Preserving timestamps

Henryk Gerlach hgerlach at gmx.de
Tue Aug 7 17:47:12 CDT 2007


> Instead of making .timestamps a file, you could make it a directory 
> which mirrors the structure of your repository.  To signify a file you 
> wish to preserve timestamps, you add an empty placeholder:
> mkdir -p $(hg root)/.timestamps/foo/bar
> touch $(hg root)/.timestamps/foo/bar/baz.py
> 
> So now your hooks do the equivelent of:
> touch -r $(hg root)/foo/bar/baz.py $(hg root)/.timestamps/foo/bar/baz.py
> <modify baz.py>
> touch -r $(hg root)/.timestamps/foo/bar/baz.py $(hg root)/foo/bar/baz.py
Well, but mercurial won't manage the timestamps of (hg root)/.timestamps/*
either, so all your timstamps would still be lost

... unless you use tar (or some other timestamp aware packer) to pack the whole directory before commit.

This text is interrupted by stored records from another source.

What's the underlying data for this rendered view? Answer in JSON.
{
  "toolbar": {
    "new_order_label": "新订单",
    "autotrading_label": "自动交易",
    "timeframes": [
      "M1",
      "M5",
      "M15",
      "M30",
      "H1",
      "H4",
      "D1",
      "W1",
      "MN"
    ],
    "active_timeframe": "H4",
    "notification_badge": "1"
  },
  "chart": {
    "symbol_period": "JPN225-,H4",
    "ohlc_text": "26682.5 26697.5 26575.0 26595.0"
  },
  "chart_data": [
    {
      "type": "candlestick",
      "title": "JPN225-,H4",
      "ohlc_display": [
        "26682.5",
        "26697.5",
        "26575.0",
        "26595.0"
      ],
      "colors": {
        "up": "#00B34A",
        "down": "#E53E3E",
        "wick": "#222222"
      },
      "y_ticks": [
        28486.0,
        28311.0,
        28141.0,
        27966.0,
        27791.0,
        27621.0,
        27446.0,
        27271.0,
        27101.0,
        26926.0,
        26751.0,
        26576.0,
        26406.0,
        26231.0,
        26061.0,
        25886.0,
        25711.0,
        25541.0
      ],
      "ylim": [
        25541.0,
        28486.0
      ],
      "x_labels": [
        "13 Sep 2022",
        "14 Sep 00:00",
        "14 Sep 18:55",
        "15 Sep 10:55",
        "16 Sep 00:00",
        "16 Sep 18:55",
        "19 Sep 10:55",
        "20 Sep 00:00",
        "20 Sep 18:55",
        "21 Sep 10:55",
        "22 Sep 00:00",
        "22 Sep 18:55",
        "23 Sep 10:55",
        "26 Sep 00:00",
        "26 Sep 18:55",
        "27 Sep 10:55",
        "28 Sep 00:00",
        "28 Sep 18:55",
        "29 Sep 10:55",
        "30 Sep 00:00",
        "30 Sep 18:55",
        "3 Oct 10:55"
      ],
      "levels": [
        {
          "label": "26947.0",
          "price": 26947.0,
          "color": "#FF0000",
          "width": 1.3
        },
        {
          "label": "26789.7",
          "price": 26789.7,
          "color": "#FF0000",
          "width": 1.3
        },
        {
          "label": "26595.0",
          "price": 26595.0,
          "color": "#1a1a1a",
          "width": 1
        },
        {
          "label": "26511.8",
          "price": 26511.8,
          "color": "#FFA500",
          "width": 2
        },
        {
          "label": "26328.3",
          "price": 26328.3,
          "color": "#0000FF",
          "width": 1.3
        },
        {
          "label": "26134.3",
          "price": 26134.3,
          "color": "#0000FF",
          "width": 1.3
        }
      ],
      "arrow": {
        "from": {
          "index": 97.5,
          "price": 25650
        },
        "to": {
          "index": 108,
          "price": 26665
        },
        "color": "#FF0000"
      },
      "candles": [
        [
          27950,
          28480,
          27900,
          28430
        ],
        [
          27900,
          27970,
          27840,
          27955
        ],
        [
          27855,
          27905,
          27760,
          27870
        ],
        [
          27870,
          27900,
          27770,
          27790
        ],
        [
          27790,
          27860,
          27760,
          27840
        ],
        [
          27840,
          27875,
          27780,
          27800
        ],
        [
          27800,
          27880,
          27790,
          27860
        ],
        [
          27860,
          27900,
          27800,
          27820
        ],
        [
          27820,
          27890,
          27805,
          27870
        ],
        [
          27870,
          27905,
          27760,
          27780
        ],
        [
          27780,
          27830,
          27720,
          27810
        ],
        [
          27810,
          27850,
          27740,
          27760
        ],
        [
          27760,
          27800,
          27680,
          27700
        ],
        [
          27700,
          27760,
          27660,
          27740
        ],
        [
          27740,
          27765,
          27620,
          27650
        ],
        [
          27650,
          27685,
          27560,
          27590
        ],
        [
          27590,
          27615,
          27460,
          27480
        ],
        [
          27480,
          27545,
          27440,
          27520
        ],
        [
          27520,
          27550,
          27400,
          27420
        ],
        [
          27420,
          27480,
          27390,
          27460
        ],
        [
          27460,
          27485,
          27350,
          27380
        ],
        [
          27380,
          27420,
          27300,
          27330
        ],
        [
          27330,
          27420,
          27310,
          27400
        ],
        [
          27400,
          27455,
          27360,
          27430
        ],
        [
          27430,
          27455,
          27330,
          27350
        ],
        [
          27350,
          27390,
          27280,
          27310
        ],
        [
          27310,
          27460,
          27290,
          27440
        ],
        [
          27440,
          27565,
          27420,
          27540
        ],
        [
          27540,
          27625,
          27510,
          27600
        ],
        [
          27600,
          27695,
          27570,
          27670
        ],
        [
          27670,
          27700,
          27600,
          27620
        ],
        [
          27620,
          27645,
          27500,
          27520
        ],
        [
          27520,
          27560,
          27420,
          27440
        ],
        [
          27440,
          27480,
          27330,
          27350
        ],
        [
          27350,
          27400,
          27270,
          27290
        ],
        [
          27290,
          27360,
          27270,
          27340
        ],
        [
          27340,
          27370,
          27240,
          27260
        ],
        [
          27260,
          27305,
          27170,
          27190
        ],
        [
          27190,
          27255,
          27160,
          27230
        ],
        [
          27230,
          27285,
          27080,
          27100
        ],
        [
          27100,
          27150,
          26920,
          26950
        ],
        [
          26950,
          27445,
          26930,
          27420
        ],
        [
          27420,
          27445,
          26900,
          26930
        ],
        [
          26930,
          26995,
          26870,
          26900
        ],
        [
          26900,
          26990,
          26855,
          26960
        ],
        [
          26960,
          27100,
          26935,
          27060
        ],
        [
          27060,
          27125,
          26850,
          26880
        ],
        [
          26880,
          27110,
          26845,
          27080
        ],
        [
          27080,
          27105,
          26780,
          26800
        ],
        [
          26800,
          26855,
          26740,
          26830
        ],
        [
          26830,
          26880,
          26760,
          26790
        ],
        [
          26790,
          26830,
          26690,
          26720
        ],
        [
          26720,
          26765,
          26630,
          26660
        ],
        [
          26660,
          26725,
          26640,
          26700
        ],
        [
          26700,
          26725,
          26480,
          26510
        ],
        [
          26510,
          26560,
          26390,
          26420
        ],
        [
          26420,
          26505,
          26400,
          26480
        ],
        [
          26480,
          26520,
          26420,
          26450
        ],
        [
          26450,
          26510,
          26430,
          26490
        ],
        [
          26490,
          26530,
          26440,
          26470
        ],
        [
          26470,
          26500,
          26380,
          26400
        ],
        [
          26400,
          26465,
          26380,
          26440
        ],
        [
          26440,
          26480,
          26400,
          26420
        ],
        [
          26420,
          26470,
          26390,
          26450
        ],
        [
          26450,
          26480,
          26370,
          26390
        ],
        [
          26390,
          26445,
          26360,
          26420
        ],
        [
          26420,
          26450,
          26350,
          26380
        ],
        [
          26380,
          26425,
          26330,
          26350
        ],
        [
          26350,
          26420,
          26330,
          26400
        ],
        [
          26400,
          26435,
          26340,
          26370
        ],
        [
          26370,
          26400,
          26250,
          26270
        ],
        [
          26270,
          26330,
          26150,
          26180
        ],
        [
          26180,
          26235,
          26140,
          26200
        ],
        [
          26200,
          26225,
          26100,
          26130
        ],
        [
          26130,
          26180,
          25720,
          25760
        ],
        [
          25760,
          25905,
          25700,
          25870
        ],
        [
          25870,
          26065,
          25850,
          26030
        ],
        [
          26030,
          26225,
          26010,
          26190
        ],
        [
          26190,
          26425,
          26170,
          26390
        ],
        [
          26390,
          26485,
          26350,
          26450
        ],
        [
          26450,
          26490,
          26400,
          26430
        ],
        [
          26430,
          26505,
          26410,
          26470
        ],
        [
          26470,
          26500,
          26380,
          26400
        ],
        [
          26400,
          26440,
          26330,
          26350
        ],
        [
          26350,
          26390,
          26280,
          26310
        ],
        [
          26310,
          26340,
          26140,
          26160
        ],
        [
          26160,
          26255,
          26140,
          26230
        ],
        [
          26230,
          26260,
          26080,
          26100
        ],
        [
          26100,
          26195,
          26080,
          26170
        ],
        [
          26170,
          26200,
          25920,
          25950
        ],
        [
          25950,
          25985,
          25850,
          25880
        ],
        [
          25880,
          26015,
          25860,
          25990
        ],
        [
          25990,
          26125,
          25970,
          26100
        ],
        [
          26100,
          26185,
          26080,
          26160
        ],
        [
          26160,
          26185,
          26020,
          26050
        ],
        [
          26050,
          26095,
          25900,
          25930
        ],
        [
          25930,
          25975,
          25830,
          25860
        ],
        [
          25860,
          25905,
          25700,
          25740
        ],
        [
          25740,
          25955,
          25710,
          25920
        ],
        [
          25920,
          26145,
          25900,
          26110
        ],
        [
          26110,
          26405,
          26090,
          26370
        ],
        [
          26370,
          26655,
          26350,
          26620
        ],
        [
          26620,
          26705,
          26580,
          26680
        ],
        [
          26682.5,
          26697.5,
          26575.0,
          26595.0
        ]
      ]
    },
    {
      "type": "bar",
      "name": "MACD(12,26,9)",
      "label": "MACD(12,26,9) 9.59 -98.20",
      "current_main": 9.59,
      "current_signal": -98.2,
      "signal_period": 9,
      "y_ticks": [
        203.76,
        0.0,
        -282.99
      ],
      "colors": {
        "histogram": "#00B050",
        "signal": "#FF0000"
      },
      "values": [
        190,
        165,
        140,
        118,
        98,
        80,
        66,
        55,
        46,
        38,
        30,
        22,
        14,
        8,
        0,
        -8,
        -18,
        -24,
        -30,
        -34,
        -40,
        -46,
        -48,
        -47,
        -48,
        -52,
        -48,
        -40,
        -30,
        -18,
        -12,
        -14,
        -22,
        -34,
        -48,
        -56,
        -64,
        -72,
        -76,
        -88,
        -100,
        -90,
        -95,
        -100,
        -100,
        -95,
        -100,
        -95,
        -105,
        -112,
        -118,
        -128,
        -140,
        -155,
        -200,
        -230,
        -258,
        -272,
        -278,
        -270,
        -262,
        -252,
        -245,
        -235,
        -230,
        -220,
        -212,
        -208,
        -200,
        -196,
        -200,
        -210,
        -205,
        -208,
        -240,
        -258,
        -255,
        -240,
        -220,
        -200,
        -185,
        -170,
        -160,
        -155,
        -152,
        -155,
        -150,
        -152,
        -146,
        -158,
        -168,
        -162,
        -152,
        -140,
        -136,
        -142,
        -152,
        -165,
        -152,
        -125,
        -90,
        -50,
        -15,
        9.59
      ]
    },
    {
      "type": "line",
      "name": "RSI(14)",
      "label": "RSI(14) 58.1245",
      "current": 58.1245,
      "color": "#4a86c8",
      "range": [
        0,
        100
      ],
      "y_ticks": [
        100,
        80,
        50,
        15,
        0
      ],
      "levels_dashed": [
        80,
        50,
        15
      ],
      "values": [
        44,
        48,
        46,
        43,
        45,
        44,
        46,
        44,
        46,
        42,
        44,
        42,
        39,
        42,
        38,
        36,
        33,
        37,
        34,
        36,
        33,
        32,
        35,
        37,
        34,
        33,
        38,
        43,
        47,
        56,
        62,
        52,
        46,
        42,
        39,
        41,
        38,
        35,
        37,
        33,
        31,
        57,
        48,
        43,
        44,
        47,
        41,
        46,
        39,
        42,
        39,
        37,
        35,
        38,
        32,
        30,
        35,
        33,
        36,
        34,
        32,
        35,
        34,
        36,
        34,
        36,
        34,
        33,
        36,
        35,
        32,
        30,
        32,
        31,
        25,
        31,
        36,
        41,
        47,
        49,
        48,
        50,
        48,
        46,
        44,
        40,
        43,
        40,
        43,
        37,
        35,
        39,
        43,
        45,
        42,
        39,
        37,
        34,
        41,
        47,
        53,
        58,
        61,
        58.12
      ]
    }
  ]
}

This should be doable, but I see no real advantage over my approach, except that you don't depend on python (which we all do anyway). 

OK, the .timestamps/* structure might also be more accessable than the pickle-file. But then i would prefer a human-readable 
.timestamp file, just containing the human readable timestamps, which you can apply using touch -d.